Ontario MPP
- In office 1990–1995
- Preceded by: Larry South
- Succeeded by: Bill Vankoughnet
- Constituency: Frontenac—Addington

Personal details
- Born: c. 1941 Toronto, Ontario, Canada
- Party: New Democrat
- Spouse: Ingrid

= Fred Wilson (politician) =

Canadian politician

Fred Wilson (born c. 1941) is a former politician in Ontario, Canada. He served as a New Democratic Party member of the Legislative Assembly of Ontario from 1990 to 1995, and was a cabinet minister in the government of Bob Rae.

==Background==
Wilson was born in Toronto. He went to school at Algonquin College and the University of Ottawa. After graduation, he joined the army where he was stationed in Kingston, Ontario. After leaving the army he worked at Bell Canada and then as a sector representative at the Workers' Compensation Board in Kingston.

==Politics==
Wilson was elected to the Ontario legislature in the provincial election of 1990, defeating incumbent Liberal Larry South by 1,400 votes in the rural Eastern Ontario riding of Frontenac—Addington.

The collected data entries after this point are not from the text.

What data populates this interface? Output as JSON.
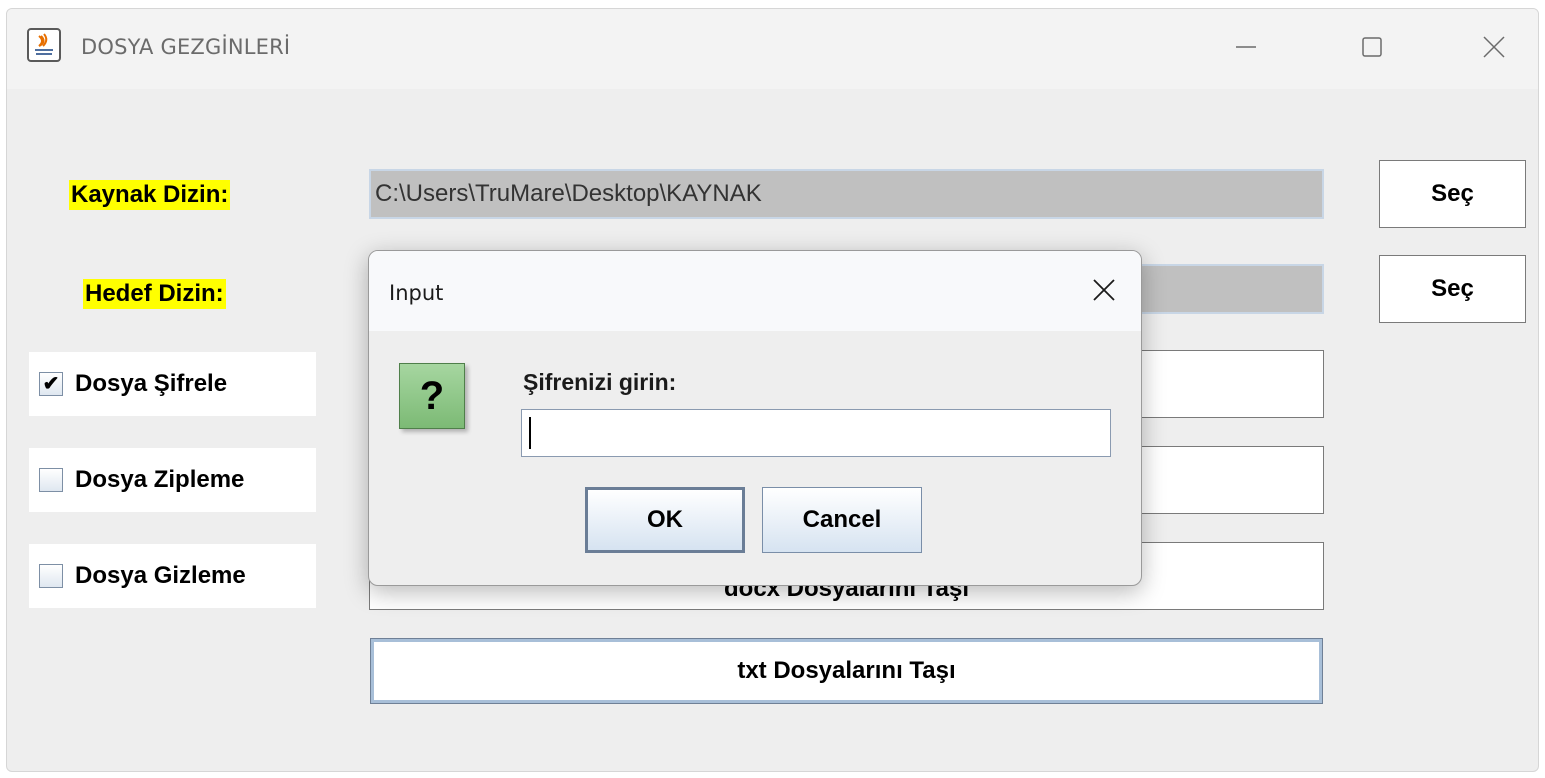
{
  "window": {
    "title": "DOSYA GEZGİNLERİ",
    "controls": [
      "minimize-icon",
      "maximize-icon",
      "close-icon"
    ]
  },
  "form": {
    "source_label": "Kaynak Dizin:",
    "source_value": "C:\\Users\\TruMare\\Desktop\\KAYNAK",
    "source_button": "Seç",
    "target_label": "Hedef Dizin:",
    "target_value": "",
    "target_button": "Seç"
  },
  "options": [
    {
      "label": "Dosya Şifrele",
      "checked": true,
      "check_glyph": "✔"
    },
    {
      "label": "Dosya Zipleme",
      "checked": false,
      "check_glyph": ""
    },
    {
      "label": "Dosya Gizleme",
      "checked": false,
      "check_glyph": ""
    }
  ],
  "actions": {
    "button1": "",
    "button2": "",
    "button3": "docx Dosyalarını Taşı",
    "txt_button": "txt Dosyalarını Taşı"
  },
  "dialog": {
    "title": "Input",
    "icon_glyph": "?",
    "prompt": "Şifrenizi girin:",
    "input_value": "",
    "ok_label": "OK",
    "cancel_label": "Cancel"
  },
  "colors": {
    "label_highlight": "#ffff00",
    "field_gray": "#c0c0c0",
    "question_green": "#8cc884"
  }
}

The NDP formed a majority government and Wilson was appointed as parliamentary assistant to the Minister of Correctional Services. On April 22, 1991 he was promoted to Minister of Government Services. On February 3, 1993, he was named a minister without portfolio and Chief Government Whip.

In 1994, Wilson was one of twelve NDP members to vote against Bill 167, a bill extending financial benefits to same-sex partners. Premier Bob Rae allowed a free vote on the bill which allowed members of his party to vote with their conscience.

The NDP were defeated in the provincial election of 1995, and Wilson was defeated in his own riding, finishing third against Progressive Conservative Bill Vankoughnet and a Liberal candidate.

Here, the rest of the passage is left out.